I'm calculating $\Delta G$, $\Delta H$ and $\Delta S$ when an ideal gas expands isothermally and reversible at $20$°C from $5$ MPa to $1$ MPa. I used the relation that:
$$\left(\frac{\partial G}{\partial P}\right)_T=V$$
This relation can be shown from the defintion $G=H-TS$. Then I integrated G so that:
$$\Delta G=\int_{P_1}^{P_2}VdP$$
We have an ideal gas $=>V=\frac{RT}{P}$. Which gives us that:
$$\Delta G=\int_{P_1}^{P_2}\frac{RT}{P}dP=RT\ln\frac{P_2}{P_1}$$
If you calculate this you'll get that $\Delta G\approx3.9$ kJ/mol. This was correct.

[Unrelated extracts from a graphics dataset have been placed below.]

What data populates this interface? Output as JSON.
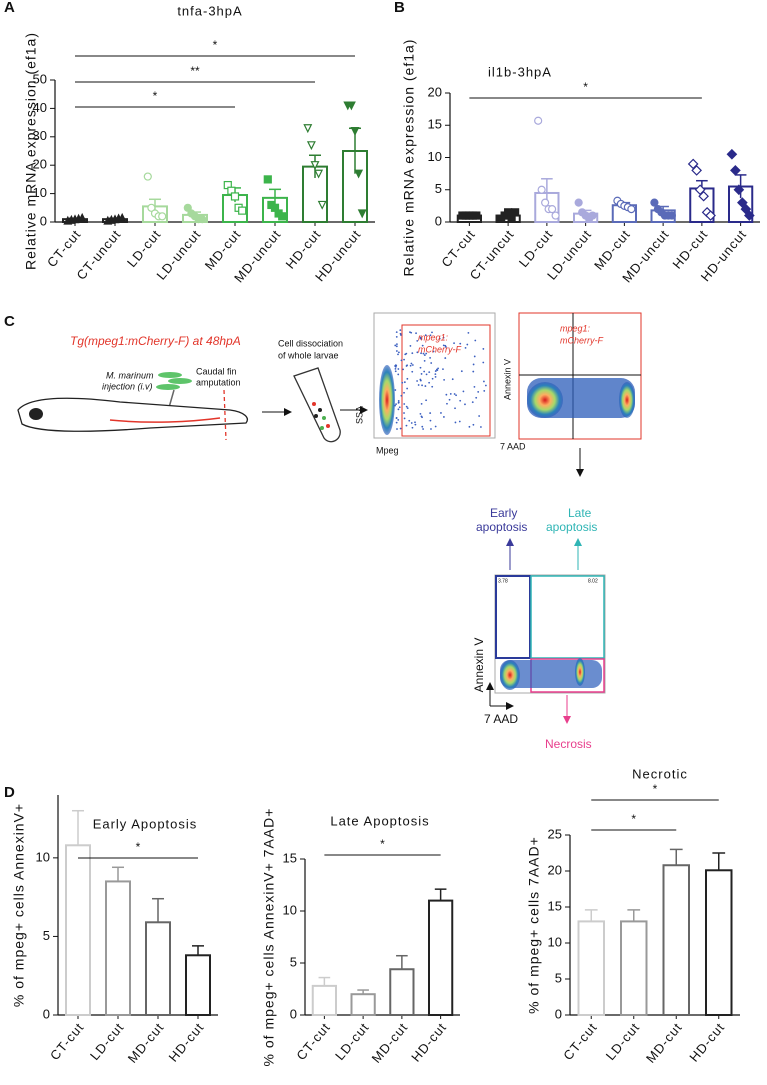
{
  "panels": [
    "A",
    "B",
    "C",
    "D"
  ],
  "chart_data": [
    {
      "type": "bar",
      "title": "tnfa-3hpA",
      "y_label": "Relative mRNA expression (ef1a)",
      "categories": [
        "CT-cut",
        "CT-uncut",
        "LD-cut",
        "LD-uncut",
        "MD-cut",
        "MD-uncut",
        "HD-cut",
        "HD-uncut"
      ],
      "values": [
        1,
        1,
        5.5,
        2.5,
        9.5,
        8.5,
        19.5,
        25
      ],
      "errors": [
        0.3,
        0.3,
        2.5,
        1,
        2.5,
        3,
        4,
        8
      ],
      "points": [
        [
          0.5,
          0.8,
          1,
          1.2,
          1.5
        ],
        [
          0.5,
          0.8,
          1,
          1.3,
          1.5
        ],
        [
          16,
          5,
          3,
          2,
          2
        ],
        [
          5,
          3,
          2,
          1,
          1
        ],
        [
          13,
          11,
          9,
          5,
          4
        ],
        [
          15,
          6,
          5,
          3,
          2
        ],
        [
          33,
          27,
          20,
          17,
          6
        ],
        [
          41,
          41,
          32,
          17,
          3
        ]
      ],
      "colors": [
        "#222222",
        "#222222",
        "#a6d99c",
        "#a6d99c",
        "#3cb44b",
        "#3cb44b",
        "#2e7d32",
        "#2e7d32"
      ],
      "markers": [
        "triangle",
        "triangle",
        "circle",
        "circle",
        "square",
        "square",
        "triangle-down",
        "triangle-down"
      ],
      "filled": [
        true,
        true,
        false,
        true,
        false,
        true,
        false,
        true
      ],
      "ylim": [
        0,
        50
      ],
      "yticks": [
        0,
        10,
        20,
        30,
        40,
        50
      ],
      "significance": [
        {
          "from": "CT-cut",
          "to": "MD-cut",
          "label": "*"
        },
        {
          "from": "CT-cut",
          "to": "HD-cut",
          "label": "**"
        },
        {
          "from": "CT-cut",
          "to": "HD-uncut",
          "label": "*"
        }
      ]
    },
    {
      "type": "bar",
      "title": "il1b-3hpA",
      "y_label": "Relative mRNA expression (ef1a)",
      "categories": [
        "CT-cut",
        "CT-uncut",
        "LD-cut",
        "LD-uncut",
        "MD-cut",
        "MD-uncut",
        "HD-cut",
        "HD-uncut"
      ],
      "values": [
        1,
        1,
        4.5,
        1.3,
        2.6,
        1.8,
        5.2,
        5.5
      ],
      "errors": [
        0.2,
        0.4,
        2.2,
        0.5,
        0.4,
        0.6,
        1.2,
        1.8
      ],
      "points": [
        [
          1,
          1,
          1,
          1,
          1
        ],
        [
          0.5,
          1,
          1.5,
          0.5,
          1.5
        ],
        [
          15.7,
          5,
          3,
          2,
          2,
          1
        ],
        [
          3,
          1.5,
          1,
          0.5,
          1
        ],
        [
          3.3,
          2.8,
          2.5,
          2.3,
          2
        ],
        [
          3,
          2,
          1.5,
          1,
          1,
          1
        ],
        [
          9,
          8,
          5,
          4,
          1.5,
          1
        ],
        [
          10.5,
          8,
          5,
          3,
          2,
          1
        ]
      ],
      "colors": [
        "#222222",
        "#222222",
        "#a9a9dc",
        "#a9a9dc",
        "#5a6ab8",
        "#5a6ab8",
        "#2a2a8a",
        "#2a2a8a"
      ],
      "markers": [
        "square",
        "square",
        "circle",
        "circle",
        "circle",
        "circle",
        "diamond",
        "diamond"
      ],
      "filled": [
        true,
        true,
        false,
        true,
        false,
        true,
        false,
        true
      ],
      "ylim": [
        0,
        20
      ],
      "yticks": [
        0,
        5,
        10,
        15,
        20
      ],
      "significance": [
        {
          "from": "CT-cut",
          "to": "HD-cut",
          "label": "*"
        }
      ]
    },
    {
      "type": "bar",
      "title": "Early Apoptosis",
      "y_label": "% of mpeg+ cells AnnexinV+",
      "categories": [
        "CT-cut",
        "LD-cut",
        "MD-cut",
        "HD-cut"
      ],
      "values": [
        10.8,
        8.5,
        5.9,
        3.8
      ],
      "errors": [
        2.2,
        0.9,
        1.5,
        0.6
      ],
      "colors": [
        "#cccccc",
        "#999999",
        "#666666",
        "#222222"
      ],
      "ylim": [
        0,
        14
      ],
      "yticks": [
        0,
        5,
        10
      ],
      "significance": [
        {
          "from": "CT-cut",
          "to": "HD-cut",
          "label": "*"
        }
      ]
    },
    {
      "type": "bar",
      "title": "Late Apoptosis",
      "y_label": "% of mpeg+ cells AnnexinV+ 7AAD+",
      "categories": [
        "CT-cut",
        "LD-cut",
        "MD-cut",
        "HD-cut"
      ],
      "values": [
        2.8,
        2.0,
        4.4,
        11.0
      ],
      "errors": [
        0.8,
        0.4,
        1.3,
        1.1
      ],
      "colors": [
        "#cccccc",
        "#999999",
        "#666666",
        "#222222"
      ],
      "ylim": [
        0,
        15
      ],
      "yticks": [
        0,
        5,
        10,
        15
      ],
      "significance": [
        {
          "from": "CT-cut",
          "to": "HD-cut",
          "label": "*"
        }
      ]
    },
    {
      "type": "bar",
      "title": "Necrotic",
      "y_label": "% of mpeg+ cells 7AAD+",
      "categories": [
        "CT-cut",
        "LD-cut",
        "MD-cut",
        "HD-cut"
      ],
      "values": [
        13,
        13,
        20.8,
        20.1
      ],
      "errors": [
        1.6,
        1.6,
        2.2,
        2.4
      ],
      "colors": [
        "#cccccc",
        "#999999",
        "#666666",
        "#222222"
      ],
      "ylim": [
        0,
        25
      ],
      "yticks": [
        0,
        5,
        10,
        15,
        20,
        25
      ],
      "significance": [
        {
          "from": "CT-cut",
          "to": "MD-cut",
          "label": "*"
        },
        {
          "from": "CT-cut",
          "to": "HD-cut",
          "label": "*"
        }
      ]
    }
  ],
  "diagram": {
    "strain": "Tg(mpeg1:mCherry-F) at 48hpA",
    "injection": [
      "M. marinum",
      "injection (i.v)"
    ],
    "amputation": [
      "Caudal fin",
      "amputation"
    ],
    "dissociation": [
      "Cell dissociation",
      "of whole larvae"
    ],
    "gate1": [
      "mpeg1:",
      "mCherry-F"
    ],
    "gate2": [
      "mpeg1:",
      "mCherry-F"
    ],
    "plot1_axes": [
      "SSA",
      "Mpeg"
    ],
    "plot2_axes": [
      "Annexin V",
      "7 AAD"
    ],
    "early": [
      "Early",
      "apoptosis"
    ],
    "late": [
      "Late",
      "apoptosis"
    ],
    "plot3_axes": [
      "Annexin V",
      "7 AAD"
    ],
    "plot3_numbers": [
      "3.78",
      "8.02"
    ],
    "necrosis": "Necrosis"
  }
}
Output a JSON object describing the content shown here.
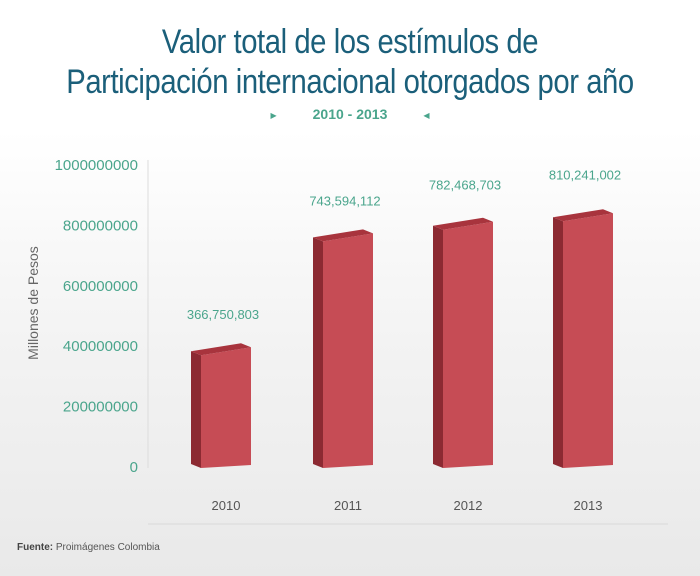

However I then tried to calculate $\Delta H$. Since $dH=dQ+VdP$ and $dQ=TdS$: $$dH=TdS+VdP$$ After this we know that we have a reversible process which according to me means that $dS=0$. Which means that $dH=VdP=dG=>\Delta H=\Delta G$. However the answer was that $\Delta S= 13.38$ J/(Kmol) and $\Delta H=0$. How is this possible? Isn't $dS=0$ for a reversible process?